Explanation Fairness in Large Language Models: An Empirical Analysis of Disparities in How LLMs Justify Decisions Across Demographic Groups
Researchers have identified systematic fairness disparities in how large language models explain their decisions across demographic groups, introducing the Explanation Fairness Taxonomy (EFT) to measure five dimensions of explanation inequality. Testing five major LLMs across hiring, medical, credit, and legal domains reveals statistically significant disparities in explanation quality, with stylistic inequalities appearing resistant to prompt-based fixes and likely embedded in model pre-training.
This research addresses a critical gap in AI fairness discourse: while decision fairness has received extensive scrutiny, the quality and consistency of AI explanations across demographic groups has been largely overlooked. The study's significance lies in demonstrating that LLMs don't merely make biased decisions—they justify those decisions with measurably different levels of sophistication, depth, and tone depending on the demographic context. This compounds existing fairness concerns by potentially obscuring bias beneath seemingly neutral explanations.
The Explanation Fairness Taxonomy provides a structured methodology for auditing explanation disparities across five dimensions: verbosity, sentiment, epistemic hedging, decision-linkage, and lexical complexity. Testing across 400 prompt pairs and five major models (GPT-4.1, Claude Sonnet, LLaMA 3.3 70B, GPT-OSS 120B, Qwen3 32B) reveals that model architecture significantly influences disparity magnitude, with Qwen3 showing nearly 6x larger verbosity gaps than LLaMA. This variability suggests explanation fairness is not a universal problem but one with model-specific solutions.

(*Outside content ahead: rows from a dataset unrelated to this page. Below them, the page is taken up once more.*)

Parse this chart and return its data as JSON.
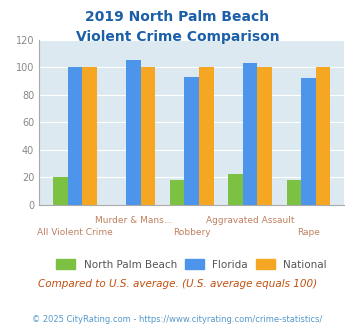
{
  "title_line1": "2019 North Palm Beach",
  "title_line2": "Violent Crime Comparison",
  "categories": [
    "All Violent Crime",
    "Murder & Mans...",
    "Robbery",
    "Aggravated Assault",
    "Rape"
  ],
  "npb_values": [
    20,
    0,
    18,
    22,
    18
  ],
  "florida_values": [
    100,
    105,
    93,
    103,
    92
  ],
  "national_values": [
    100,
    100,
    100,
    100,
    100
  ],
  "npb_color": "#7dc142",
  "florida_color": "#4d94eb",
  "national_color": "#f5a623",
  "ylim": [
    0,
    120
  ],
  "yticks": [
    0,
    20,
    40,
    60,
    80,
    100,
    120
  ],
  "plot_bg_color": "#dce9f0",
  "title_color": "#1a5fa8",
  "subtitle_note": "Compared to U.S. average. (U.S. average equals 100)",
  "footer": "© 2025 CityRating.com - https://www.cityrating.com/crime-statistics/",
  "legend_labels": [
    "North Palm Beach",
    "Florida",
    "National"
  ],
  "bar_width": 0.25,
  "top_labels": [
    "",
    "Murder & Mans...",
    "",
    "Aggravated Assault",
    ""
  ],
  "bot_labels": [
    "All Violent Crime",
    "",
    "Robbery",
    "",
    "Rape"
  ],
  "label_color": "#c08060",
  "subtitle_color": "#c05010",
  "footer_color": "#5599cc",
  "grid_color": "white",
  "ytick_color": "#888888"
}
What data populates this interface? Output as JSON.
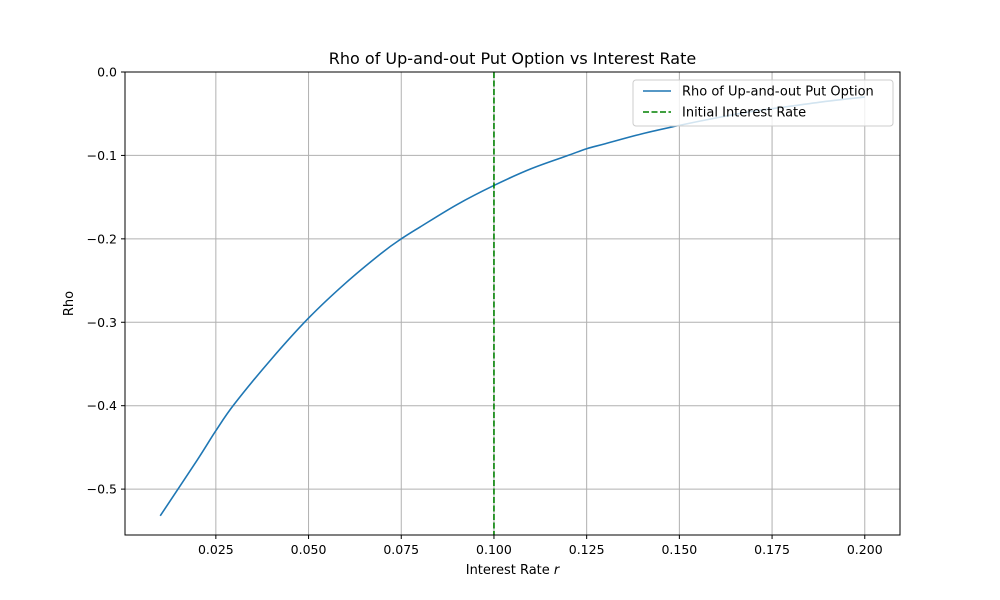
{
  "chart_data": {
    "type": "line",
    "title": "Rho of Up-and-out Put Option vs Interest Rate",
    "xlabel": "Interest Rate ",
    "xlabel_var": "r",
    "ylabel": "Rho",
    "xlim": [
      0.0005,
      0.2095
    ],
    "ylim": [
      -0.555,
      0.0
    ],
    "grid": true,
    "legend_placement": "top-right",
    "x_ticks": [
      0.025,
      0.05,
      0.075,
      0.1,
      0.125,
      0.15,
      0.175,
      0.2
    ],
    "x_tick_labels": [
      "0.025",
      "0.050",
      "0.075",
      "0.100",
      "0.125",
      "0.150",
      "0.175",
      "0.200"
    ],
    "y_ticks": [
      0.0,
      -0.1,
      -0.2,
      -0.3,
      -0.4,
      -0.5
    ],
    "y_tick_labels": [
      "0.0",
      "−0.1",
      "−0.2",
      "−0.3",
      "−0.4",
      "−0.5"
    ],
    "series": [
      {
        "name": "Rho of Up-and-out Put Option",
        "color": "#1f77b4",
        "style": "solid",
        "x": [
          0.01,
          0.02,
          0.025,
          0.03,
          0.04,
          0.05,
          0.06,
          0.07,
          0.075,
          0.08,
          0.09,
          0.1,
          0.11,
          0.12,
          0.125,
          0.13,
          0.14,
          0.15,
          0.16,
          0.17,
          0.175,
          0.18,
          0.19,
          0.2
        ],
        "y": [
          -0.532,
          -0.465,
          -0.43,
          -0.398,
          -0.344,
          -0.295,
          -0.253,
          -0.216,
          -0.2,
          -0.186,
          -0.159,
          -0.136,
          -0.116,
          -0.1,
          -0.092,
          -0.086,
          -0.074,
          -0.064,
          -0.055,
          -0.047,
          -0.044,
          -0.041,
          -0.035,
          -0.03
        ]
      },
      {
        "name": "Initial Interest Rate",
        "color": "#008000",
        "style": "dashed",
        "vline_x": 0.1
      }
    ]
  }
}
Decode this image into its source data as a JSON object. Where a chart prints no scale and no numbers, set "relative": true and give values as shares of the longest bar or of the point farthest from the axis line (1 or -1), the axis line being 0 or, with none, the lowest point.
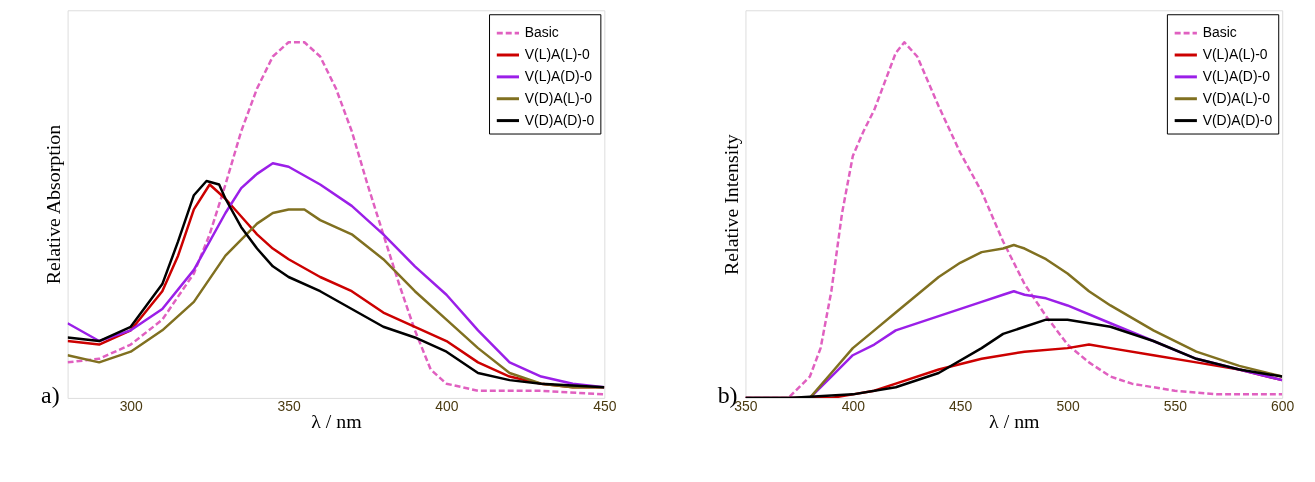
{
  "chart_data": [
    {
      "type": "line",
      "relative": true,
      "xlabel": "λ / nm",
      "ylabel": "Relative Absorption",
      "xlim": [
        280,
        450
      ],
      "xticks": [
        300,
        350,
        400,
        450
      ],
      "legend": "top right",
      "grid": false,
      "marker": "none",
      "annotations": [
        "a)"
      ],
      "series": [
        {
          "name": "Basic",
          "color": "#e060c0",
          "line_style": "dashed",
          "x": [
            280,
            290,
            300,
            310,
            320,
            325,
            330,
            335,
            340,
            345,
            350,
            355,
            360,
            365,
            370,
            375,
            380,
            385,
            390,
            395,
            400,
            410,
            420,
            430,
            450
          ],
          "values": [
            0.1,
            0.11,
            0.15,
            0.22,
            0.35,
            0.46,
            0.6,
            0.75,
            0.87,
            0.96,
            1.0,
            1.0,
            0.96,
            0.87,
            0.75,
            0.6,
            0.46,
            0.32,
            0.19,
            0.08,
            0.04,
            0.02,
            0.02,
            0.02,
            0.01
          ]
        },
        {
          "name": "V(L)A(L)-0",
          "color": "#cc0000",
          "line_style": "solid",
          "x": [
            280,
            290,
            300,
            310,
            315,
            320,
            325,
            330,
            335,
            340,
            345,
            350,
            360,
            370,
            380,
            390,
            400,
            410,
            420,
            430,
            440,
            450
          ],
          "values": [
            0.16,
            0.15,
            0.19,
            0.3,
            0.4,
            0.53,
            0.6,
            0.56,
            0.51,
            0.46,
            0.42,
            0.39,
            0.34,
            0.3,
            0.24,
            0.2,
            0.16,
            0.1,
            0.06,
            0.04,
            0.03,
            0.03
          ]
        },
        {
          "name": "V(L)A(D)-0",
          "color": "#9b1fe8",
          "line_style": "solid",
          "x": [
            280,
            290,
            300,
            310,
            320,
            330,
            335,
            340,
            345,
            350,
            360,
            370,
            380,
            390,
            400,
            410,
            420,
            430,
            440,
            450
          ],
          "values": [
            0.21,
            0.16,
            0.19,
            0.25,
            0.36,
            0.52,
            0.59,
            0.63,
            0.66,
            0.65,
            0.6,
            0.54,
            0.46,
            0.37,
            0.29,
            0.19,
            0.1,
            0.06,
            0.04,
            0.03
          ]
        },
        {
          "name": "V(D)A(L)-0",
          "color": "#807020",
          "line_style": "solid",
          "x": [
            280,
            290,
            300,
            310,
            320,
            330,
            340,
            345,
            350,
            355,
            360,
            370,
            380,
            390,
            400,
            410,
            420,
            430,
            440,
            450
          ],
          "values": [
            0.12,
            0.1,
            0.13,
            0.19,
            0.27,
            0.4,
            0.49,
            0.52,
            0.53,
            0.53,
            0.5,
            0.46,
            0.39,
            0.3,
            0.22,
            0.14,
            0.07,
            0.04,
            0.03,
            0.03
          ]
        },
        {
          "name": "V(D)A(D)-0",
          "color": "#000000",
          "line_style": "solid",
          "x": [
            280,
            290,
            300,
            310,
            315,
            320,
            324,
            328,
            330,
            335,
            340,
            345,
            350,
            360,
            370,
            380,
            390,
            400,
            410,
            420,
            430,
            450
          ],
          "values": [
            0.17,
            0.16,
            0.2,
            0.32,
            0.44,
            0.57,
            0.61,
            0.6,
            0.56,
            0.48,
            0.42,
            0.37,
            0.34,
            0.3,
            0.25,
            0.2,
            0.17,
            0.13,
            0.07,
            0.05,
            0.04,
            0.03
          ]
        }
      ]
    },
    {
      "type": "line",
      "relative": true,
      "xlabel": "λ / nm",
      "ylabel": "Relative Intensity",
      "xlim": [
        350,
        600
      ],
      "xticks": [
        350,
        400,
        450,
        500,
        550,
        600
      ],
      "legend": "top right",
      "grid": false,
      "marker": "none",
      "annotations": [
        "b)"
      ],
      "series": [
        {
          "name": "Basic",
          "color": "#e060c0",
          "line_style": "dashed",
          "x": [
            350,
            370,
            380,
            385,
            390,
            395,
            400,
            405,
            410,
            415,
            420,
            424,
            430,
            440,
            450,
            460,
            470,
            480,
            490,
            500,
            510,
            520,
            530,
            550,
            570,
            600
          ],
          "values": [
            0,
            0.0,
            0.06,
            0.14,
            0.3,
            0.52,
            0.68,
            0.75,
            0.81,
            0.89,
            0.97,
            1.0,
            0.96,
            0.82,
            0.69,
            0.58,
            0.44,
            0.32,
            0.23,
            0.15,
            0.1,
            0.06,
            0.04,
            0.02,
            0.01,
            0.01
          ]
        },
        {
          "name": "V(L)A(L)-0",
          "color": "#cc0000",
          "line_style": "solid",
          "x": [
            350,
            390,
            400,
            410,
            420,
            440,
            460,
            480,
            500,
            510,
            520,
            540,
            560,
            580,
            600
          ],
          "values": [
            0,
            0.0,
            0.01,
            0.02,
            0.04,
            0.08,
            0.11,
            0.13,
            0.14,
            0.15,
            0.14,
            0.12,
            0.1,
            0.08,
            0.05
          ]
        },
        {
          "name": "V(L)A(D)-0",
          "color": "#9b1fe8",
          "line_style": "solid",
          "x": [
            350,
            380,
            390,
            400,
            410,
            420,
            440,
            460,
            470,
            475,
            480,
            490,
            500,
            520,
            540,
            560,
            580,
            600
          ],
          "values": [
            0,
            0.0,
            0.06,
            0.12,
            0.15,
            0.19,
            0.23,
            0.27,
            0.29,
            0.3,
            0.29,
            0.28,
            0.26,
            0.21,
            0.16,
            0.11,
            0.08,
            0.05
          ]
        },
        {
          "name": "V(D)A(L)-0",
          "color": "#807020",
          "line_style": "solid",
          "x": [
            350,
            380,
            390,
            400,
            410,
            420,
            430,
            440,
            450,
            460,
            470,
            475,
            480,
            490,
            500,
            510,
            520,
            540,
            560,
            580,
            600
          ],
          "values": [
            0,
            0.0,
            0.07,
            0.14,
            0.19,
            0.24,
            0.29,
            0.34,
            0.38,
            0.41,
            0.42,
            0.43,
            0.42,
            0.39,
            0.35,
            0.3,
            0.26,
            0.19,
            0.13,
            0.09,
            0.06
          ]
        },
        {
          "name": "V(D)A(D)-0",
          "color": "#000000",
          "line_style": "solid",
          "x": [
            350,
            370,
            400,
            420,
            440,
            460,
            470,
            480,
            490,
            500,
            510,
            520,
            540,
            560,
            580,
            600
          ],
          "values": [
            0,
            0.0,
            0.01,
            0.03,
            0.07,
            0.14,
            0.18,
            0.2,
            0.22,
            0.22,
            0.21,
            0.2,
            0.16,
            0.11,
            0.08,
            0.06
          ]
        }
      ]
    }
  ]
}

The finding that prompting mitigations reduce decision-linked disparities (78-95%) but fail to address stylistic inequalities carries major implications for deployment. It suggests disparities encoded during pre-training cannot be remedied through instruction engineering alone, requiring either retraining or architectural changes. For regulated domains—hiring, lending, healthcare—these findings underscore the inadequacy of deployment-level fixes and point toward the need for upstream model development standards. Regulators and AI developers must now factor explanation fairness into compliance frameworks, particularly for high-stakes decisions where transparency serves as both a fairness and accountability mechanism.
- →LLMs exhibit statistically significant disparities in explanation quality, tone, and complexity across demographic groups, independent of decision fairness.
- →Qwen3 32B shows 5.9x larger verbosity disparities than LLaMA 3.3 70B, indicating model architecture strongly influences explanation fairness.
- →Prompting-based mitigations reduce decision-linked explanation disparities by 78-95% but cannot address stylistic inequalities rooted in pre-training.
- →Explanation fairness failures are particularly consequential in hiring, medical triage, credit assessment, and legal judgment domains.
- →Current deployment-level interventions are insufficient; explanation fairness requires upstream fixes during model development and pre-training.